How we perform Continuous Integration (CI) on Jupyter Notebooks

I first wrote this blog when I was working at City Science

Why do we need CI?

It works on my machine…

I bet you’ve all heard that one before! I’m not going to explain all the benefits of CI here because there’s a great page over on the ThoughtWorks website. The features that we’re interested in are; reproducibility and validation. The Jupyter notebook can be a blessing and a curse. Its cell by cell execution can lure us into a false sense of security whereby we think the whole notebook is working, but we have cached a previous execution and forget to re-run the whole book. This is the scenario we wish to protect against.

Pre-requisites

Whilst we have Windows desktops, we work with the Git Bash terminal. Our solution uses shell scripts, so, if you would like to reuse our scripts you will need to do the same. KISS

Keep it simple, stupid

At City Science we use Jupyter Notebooks as a tool to support experimentation. We like Jonathan Whitmore’s concept of a lab(dev) notebook to describe this stage. Whilst we are advocates of shipping quality through the use of linting and testing, at the lab book stage we dont let those disciplines distract us. Our requirement for CI on the lab books is simple; run the book from start to finish with no errors.

nbconvert

nbconvert is a tool for converting notebooks to different formats. One of its features is that it can execute the notebook and report on errors. This is quite cool because it gives us a way to execute our notebooks from the terminal:

jupyter nbconvert --to notebook --execute --ExecutePreprocessor.kernel_name=python3 --output output.ipynb <path_to_ipynb>

For the most part this is trivial, but one of the lesser obvious options is the --ExecutePreprocessor.kernel_name=python3 argument. At the time of writing there was an issue with the tool which prevented nbconvert honouring the environment defined in the .ipynb. To overcome this we source our environment, but tell the tool we are using python3. More on environments later.

Opt-out

We encourage our Data Scientists to ensure their notebooks are friendly for others to use, however, there are occasions when they dont want to CI their books. When this situation arises, the DS can add an empty file with name noci and that project is excluded from the CI.
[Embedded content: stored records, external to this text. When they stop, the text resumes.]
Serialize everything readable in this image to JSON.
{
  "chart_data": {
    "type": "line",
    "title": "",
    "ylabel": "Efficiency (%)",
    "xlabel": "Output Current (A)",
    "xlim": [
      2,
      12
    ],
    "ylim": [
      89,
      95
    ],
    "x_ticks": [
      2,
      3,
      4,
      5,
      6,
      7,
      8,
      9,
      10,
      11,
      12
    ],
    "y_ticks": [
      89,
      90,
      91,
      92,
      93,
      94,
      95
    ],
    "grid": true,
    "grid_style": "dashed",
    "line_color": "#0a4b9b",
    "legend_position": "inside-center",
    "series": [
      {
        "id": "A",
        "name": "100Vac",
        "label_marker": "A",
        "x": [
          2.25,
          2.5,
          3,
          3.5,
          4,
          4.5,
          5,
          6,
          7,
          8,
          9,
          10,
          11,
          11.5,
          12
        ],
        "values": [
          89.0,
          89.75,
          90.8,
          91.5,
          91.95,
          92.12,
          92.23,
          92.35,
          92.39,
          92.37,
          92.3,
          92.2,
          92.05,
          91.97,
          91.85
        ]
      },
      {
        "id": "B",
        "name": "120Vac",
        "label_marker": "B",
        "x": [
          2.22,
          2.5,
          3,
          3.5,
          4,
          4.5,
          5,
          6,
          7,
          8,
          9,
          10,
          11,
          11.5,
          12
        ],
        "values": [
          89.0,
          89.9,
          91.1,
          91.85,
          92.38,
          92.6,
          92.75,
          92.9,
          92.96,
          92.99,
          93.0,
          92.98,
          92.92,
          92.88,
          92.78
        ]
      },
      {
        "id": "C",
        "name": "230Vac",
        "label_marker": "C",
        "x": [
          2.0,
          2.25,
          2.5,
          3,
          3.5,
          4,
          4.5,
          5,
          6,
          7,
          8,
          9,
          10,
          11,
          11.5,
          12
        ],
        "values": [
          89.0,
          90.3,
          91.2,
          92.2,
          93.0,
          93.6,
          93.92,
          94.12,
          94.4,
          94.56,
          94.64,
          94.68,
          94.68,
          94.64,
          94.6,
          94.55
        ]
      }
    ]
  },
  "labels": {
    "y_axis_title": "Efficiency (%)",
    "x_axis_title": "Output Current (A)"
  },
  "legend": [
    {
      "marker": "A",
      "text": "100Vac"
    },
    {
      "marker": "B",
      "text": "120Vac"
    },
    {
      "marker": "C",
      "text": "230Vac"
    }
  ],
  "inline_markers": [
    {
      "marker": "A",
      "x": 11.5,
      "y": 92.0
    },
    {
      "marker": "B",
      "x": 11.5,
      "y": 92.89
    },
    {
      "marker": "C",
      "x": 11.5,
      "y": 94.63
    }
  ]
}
touch /path/to/my/notebook/noci

Environments

This was the hardest problem to solve. We didn’t want to slow productivity by enforcing an environment.yml for every notebook, but we also need to replicate the environment on the CI server. To overcome this we use the 80/20 rule. The idea here is that 80% of our notebooks should work with the “base” environment, but for the 20% that dont, they will need to define their own environments using an environment.yml.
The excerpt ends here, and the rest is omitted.